Por Carlos Hartig.
La denominación CENDIS, que se identifica como Centros de Desarrollo Infantil, representa mucho más que un refugio educativo; son el pilar de cientos de familias trabajadoras que hoy ven con indignación cómo la negligencia administrativa apaga sus luces. Jaime Cervantes Rivera, coordinador estatal de estos centros «Paulo Freire», ha denunciado frontalmente lo que parece ser una estrategia de sabotaje y robo institucional por parte de los Servicios de Educación Pública del Estado de Nayarit (SEPEN). Mientras la operatividad de los planteles pende de un hilo, la sospecha de que la autoridad estatal busca «jinetear» recursos federales para fines ajenos a la educación se vuelve una acusación que retumba con fuerza en todo el estado.
Es una tragedia que se atente contra un modelo educativo ejemplar, pues los CENDIS son reconocidos por la belleza de su labor: espacios dignos donde los niños no solo reciben educación inicial de calidad, sino también una alimentación balanceada y un cuidado amoroso que permite el desarrollo integral de los más pequeños. Estos centros son oasis de aprendizaje y seguridad para los hijos de los trabajadores, donde cada rincón está diseñado para estimular la creatividad y el bienestar de la niñez nayarita. Es este entorno armonioso y vital el que hoy se encuentra amenazado por la indiferencia gubernamental.
La crisis ha escalado a un punto de no retorno tras meses de salarios impagos y el vergonoso corte del suministro eléctrico en los planteles, dejando a niños en la oscuridad. Resulta inadmisible que, bajo la dirección de Eduardo Villarreal Guereña, la estructura de los SEPEN opere con una opacidad que raya en lo criminal y una falta de sensibilidad humana alarmante. El temor de los trabajadores es una realidad latente: existe la certeza de que la dependencia está reteniendo y manipulando el dinero del subsidio federal de forma dolosa, retrasando la entrega de fondos que ya fueron etiquetados en la Ciudad de México, dejando a cientos de empleados en la miseria absoluta.
Un punto de fricción central, expuesto en la crudeza de los audios de la coordinación, es la pretensión autoritaria de Villarreal Guereña de imponer montos y listas de pago a su antojo, ignorando los acuerdos legales que incluyen un aumento salarial del 13%. Esta actitud dictatorial, al intentar actuar como un filtro discrecional para decidir quién recibe su sueldo y quién no, no es solo una falta administrativa, sino un ataque directo a la supervivencia de los trabajadores. El intento de controlar el flujo financiero de los CENDIS se percibe como una táctica de extorsión institucional para doblegar a una organización que se niega a permitir que el recurso sea «pichicateado» por manos políticas.

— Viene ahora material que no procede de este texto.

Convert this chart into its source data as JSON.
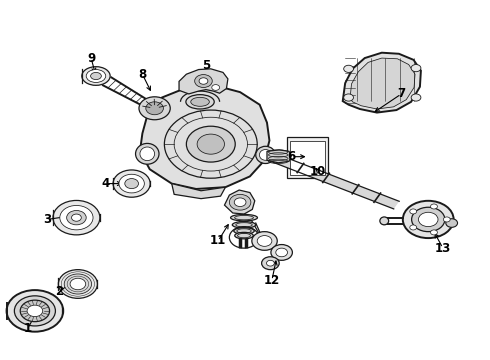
{
  "background": "#ffffff",
  "line_color": "#1a1a1a",
  "fig_width": 4.9,
  "fig_height": 3.6,
  "dpi": 100,
  "label_fontsize": 8.5,
  "lw_thick": 1.4,
  "lw_med": 0.9,
  "lw_thin": 0.55,
  "labels_info": [
    [
      1,
      0.055,
      0.085,
      0.075,
      0.135
    ],
    [
      2,
      0.12,
      0.19,
      0.148,
      0.215
    ],
    [
      3,
      0.095,
      0.39,
      0.145,
      0.4
    ],
    [
      4,
      0.215,
      0.49,
      0.255,
      0.49
    ],
    [
      5,
      0.42,
      0.82,
      0.42,
      0.76
    ],
    [
      6,
      0.595,
      0.565,
      0.63,
      0.565
    ],
    [
      7,
      0.82,
      0.74,
      0.76,
      0.685
    ],
    [
      8,
      0.29,
      0.795,
      0.31,
      0.74
    ],
    [
      9,
      0.185,
      0.84,
      0.195,
      0.79
    ],
    [
      10,
      0.65,
      0.525,
      0.64,
      0.54
    ],
    [
      11,
      0.445,
      0.33,
      0.47,
      0.385
    ],
    [
      12,
      0.555,
      0.22,
      0.565,
      0.285
    ],
    [
      13,
      0.905,
      0.31,
      0.885,
      0.36
    ]
  ]
}
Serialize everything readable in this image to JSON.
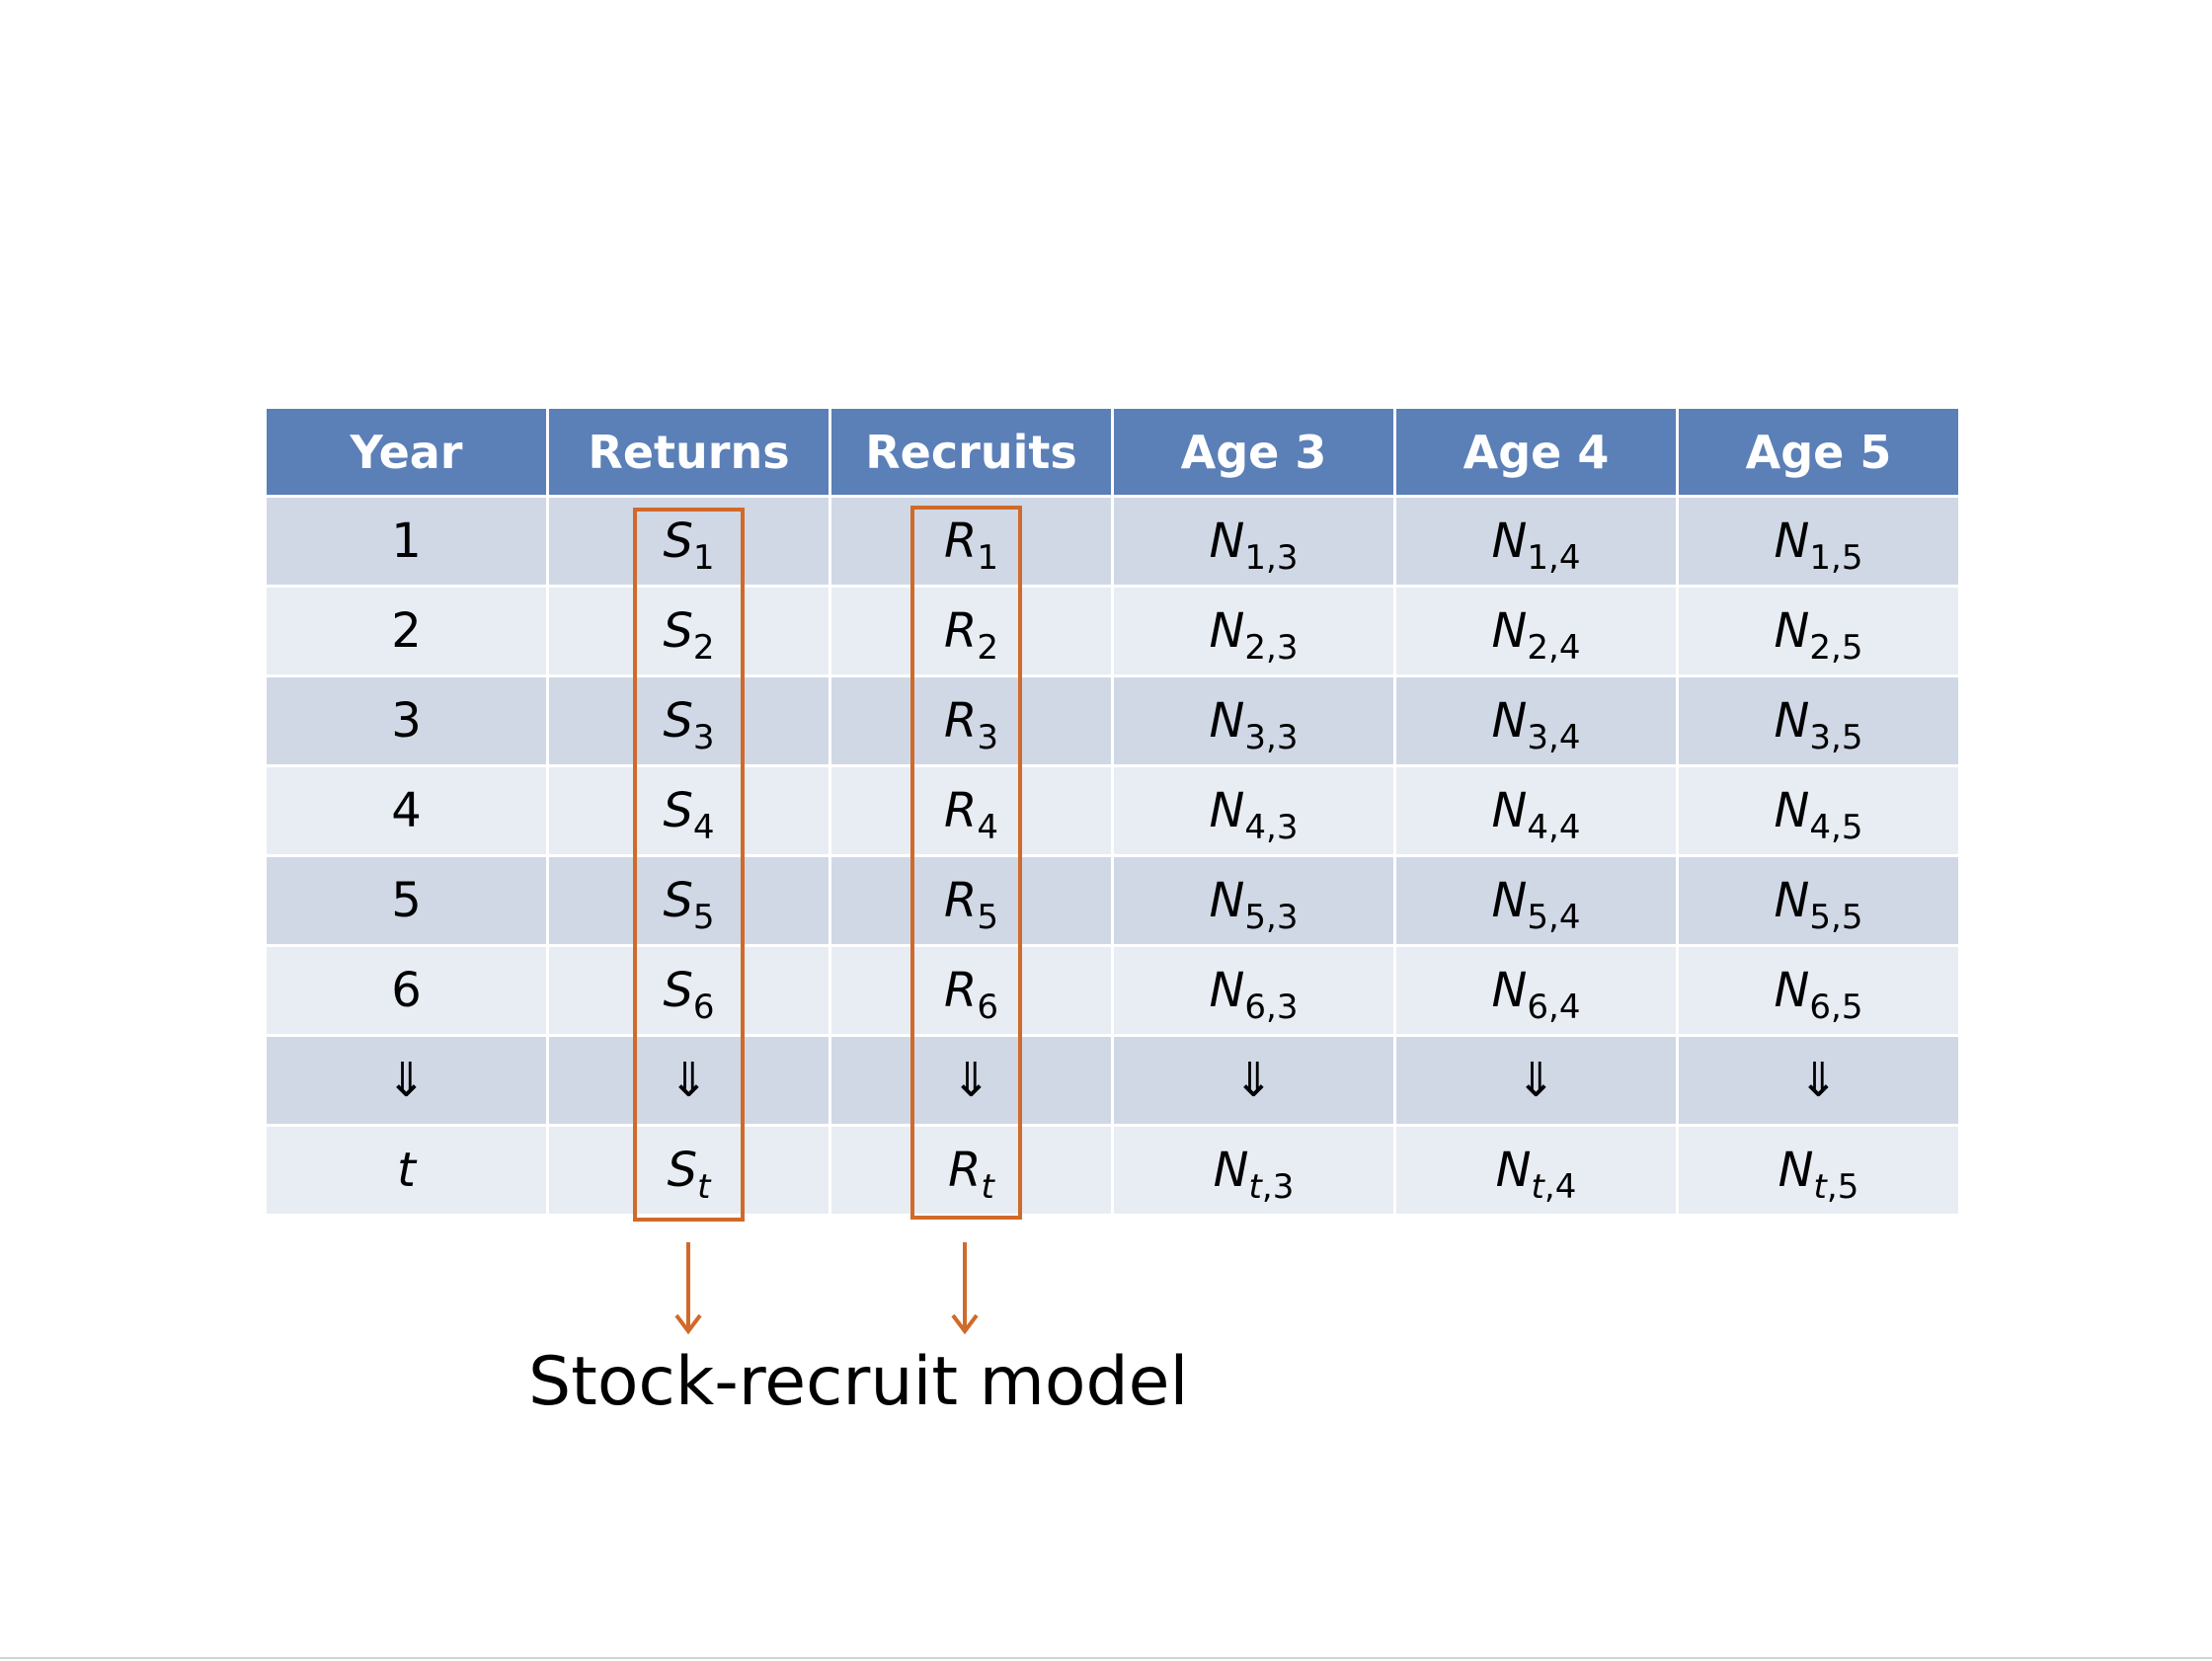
{
  "slide": {
    "caption": "Stock-recruit model",
    "colors": {
      "header_bg": "#5b7fb7",
      "row_odd_bg": "#d0d8e6",
      "row_even_bg": "#e8ecf3",
      "highlight": "#d06a2a"
    }
  },
  "table": {
    "headers": [
      "Year",
      "Returns",
      "Recruits",
      "Age 3",
      "Age 4",
      "Age 5"
    ],
    "rows": [
      {
        "year": "1",
        "returns": {
          "base": "S",
          "sub": "1"
        },
        "recruits": {
          "base": "R",
          "sub": "1"
        },
        "age3": {
          "base": "N",
          "sub": "1,3"
        },
        "age4": {
          "base": "N",
          "sub": "1,4"
        },
        "age5": {
          "base": "N",
          "sub": "1,5"
        }
      },
      {
        "year": "2",
        "returns": {
          "base": "S",
          "sub": "2"
        },
        "recruits": {
          "base": "R",
          "sub": "2"
        },
        "age3": {
          "base": "N",
          "sub": "2,3"
        },
        "age4": {
          "base": "N",
          "sub": "2,4"
        },
        "age5": {
          "base": "N",
          "sub": "2,5"
        }
      },
      {
        "year": "3",
        "returns": {
          "base": "S",
          "sub": "3"
        },
        "recruits": {
          "base": "R",
          "sub": "3"
        },
        "age3": {
          "base": "N",
          "sub": "3,3"
        },
        "age4": {
          "base": "N",
          "sub": "3,4"
        },
        "age5": {
          "base": "N",
          "sub": "3,5"
        }
      },
      {
        "year": "4",
        "returns": {
          "base": "S",
          "sub": "4"
        },
        "recruits": {
          "base": "R",
          "sub": "4"
        },
        "age3": {
          "base": "N",
          "sub": "4,3"
        },
        "age4": {
          "base": "N",
          "sub": "4,4"
        },
        "age5": {
          "base": "N",
          "sub": "4,5"
        }
      },
      {
        "year": "5",
        "returns": {
          "base": "S",
          "sub": "5"
        },
        "recruits": {
          "base": "R",
          "sub": "5"
        },
        "age3": {
          "base": "N",
          "sub": "5,3"
        },
        "age4": {
          "base": "N",
          "sub": "5,4"
        },
        "age5": {
          "base": "N",
          "sub": "5,5"
        }
      },
      {
        "year": "6",
        "returns": {
          "base": "S",
          "sub": "6"
        },
        "recruits": {
          "base": "R",
          "sub": "6"
        },
        "age3": {
          "base": "N",
          "sub": "6,3"
        },
        "age4": {
          "base": "N",
          "sub": "6,4"
        },
        "age5": {
          "base": "N",
          "sub": "6,5"
        }
      }
    ],
    "continuation_symbol": "⇓",
    "last_row": {
      "year": "t",
      "returns": {
        "base": "S",
        "sub": "t"
      },
      "recruits": {
        "base": "R",
        "sub": "t"
      },
      "age3": {
        "base": "N",
        "sub_var": "t",
        "sub_rest": ",3"
      },
      "age4": {
        "base": "N",
        "sub_var": "t",
        "sub_rest": ",4"
      },
      "age5": {
        "base": "N",
        "sub_var": "t",
        "sub_rest": ",5"
      }
    }
  }
}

La desatención ha llegado a niveles de crueldad sistémica: escuelas sin luz, maestros sin sustento para sus propios hijos y una parálisis total que parece no quitarle el sueño a la cúpula de los SEPEN. Esta situación es el resultado de una gestión que prefiere el conflicto, el hostigamiento y el manejo oscuro de las cuentas antes que garantizar la transparencia mínima que exige su cargo. Si la dependencia insiste en mantener secuestrado el presupuesto y en imponer condiciones fuera de toda legalidad, el colapso del sistema será responsabilidad directa y única de una administración que ha demostrado que su prioridad es el control del flujo de efectivo y no la protección de la infancia nayarita.
La figura de Eduardo Villarreal Guereña queda marcada por la ineptitud o la malicia, al permitir que el conflicto escale mientras los centros se quedan sin suministros básicos para alimentar a los menores. Es ofensivo que, mientras el personal cumple jornadas de ocho horas por amor a su labor —manteniendo vivos esos espacios educativos tan nobles— la oficina central de los SEPEN se dedique a buscar recovecos legales para no soltar el dinero que ya llegó al estado. La soberbia institucional sugiere que para el titular de los SEPEN, la educación es un negocio o una herramienta de presión política, y no un derecho constitucional.
Es urgente que se rinda cuentas claras sobre el destino de cada peso del subsidio federal y que se detenga de inmediato el uso discrecional de las arcas públicas en Nayarit. El bienestar de los niños y la dignidad de los trabajadores no pueden seguir siendo rehenes de la cuestionable gestión de Eduardo Villarreal Guereña. Los SEPEN deben dejar de «jinetear» lo que no les pertenece y entregar el recurso íntegro de inmediato, permitiendo que la belleza y la armonía de los CENDIS vuelvan a brillar para el futuro de Nayarit, cesando una hostilidad administrativa que ya es insostenible.